What to Expect During Your TSA Pat-Down

If you get selected at the airport for a pat-down or you opt out of being scanned, you might have a fairly benign experience, or one that's going to be an unpleasant memory. When it comes to human-to-human interaction, especially where touching is involved, there are many factors that can influence how aggressive your pat-down is or feels. Regardless, your private body parts will be touched, as this Denver Post photo collection shows.

Things can go from bad to worse if you have an artificial body part. Read about a cancer survivor who was told by TSA to show her prosthetic breast during her screening in Charlotte, NC last August.
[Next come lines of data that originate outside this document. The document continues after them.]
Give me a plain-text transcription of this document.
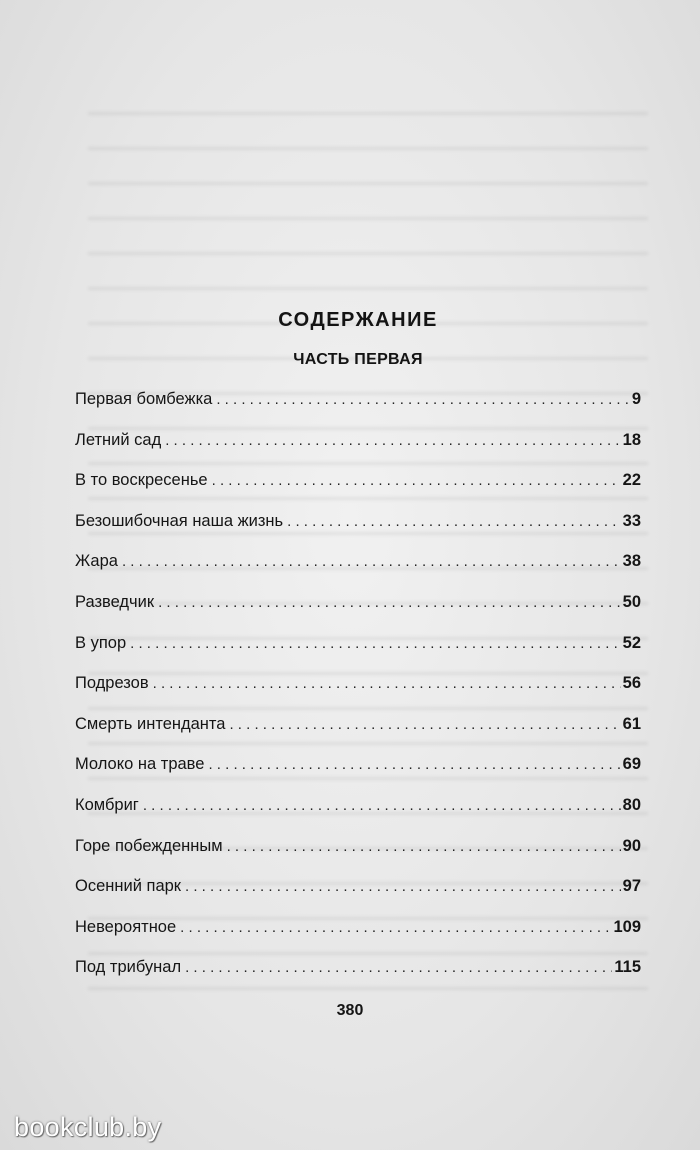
СОДЕРЖАНИЕ
ЧАСТЬ ПЕРВАЯ
Первая бомбежка . . .	9
Летний сад . . .	18
В то воскресенье . . .	22
Безошибочная наша жизнь . . .	33
Жара . . .	38
Разведчик . . .	50
В упор . . .	52
Подрезов . . .	56
Смерть интенданта . . .	61
Молоко на траве . . .	69
Комбриг . . .	80
Горе побежденным . . .	90
Осенний парк . . .	97
Невероятное . . .	109
Под трибунал . . .	115
380
bookclub.by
These kind of incidents are only going to become more commonplace as more passengers are patted down.

What to do? Accept a virtual strip search that could, if you're in a backscatter machine, increase your risk of getting cancer? Be patted down by a TSA officer who's got an especially rough touch?

Remember, November 24th is National Opt Out Day. District residents may have no voting representation in Congress, but we can let TSA know how we feel.


  1. It's an outrageous abuse of power and liberty to have to either have a "pat down" or to have the scan. I feel like I've entered 1984.

  2. That's what their trying to do. And we need to say, "NO!"

  3. All these alleged "security measures" aren't really accomplishing anything toward safety. It's just harassment of the wrong folks and for the wrong reasons. My husband says that if all it takes is a few grams or ounces of explosive chemicals (either powdered or liquid) to be sneaked onboard internally (by someone opting for full body search instead of the scan), and a detonator could be something as simple as a digital watch, what's to prevent a clever terrorist from easily pulling something off?

    Israeli airline, El Al, doesn't employ any hint of the types of "security" measures the TSA is using right now not even at their U.S. departure points, and yet as probably the only country that terrorist extremists (and yes, I'm speaking of Jihadists) hate more that us Americans, El Al hasn't had one single incident in decades. If El Al airlines has had that much success, maybe we should hire El Al employees to be the sole airport screeners at all our U.S. airports.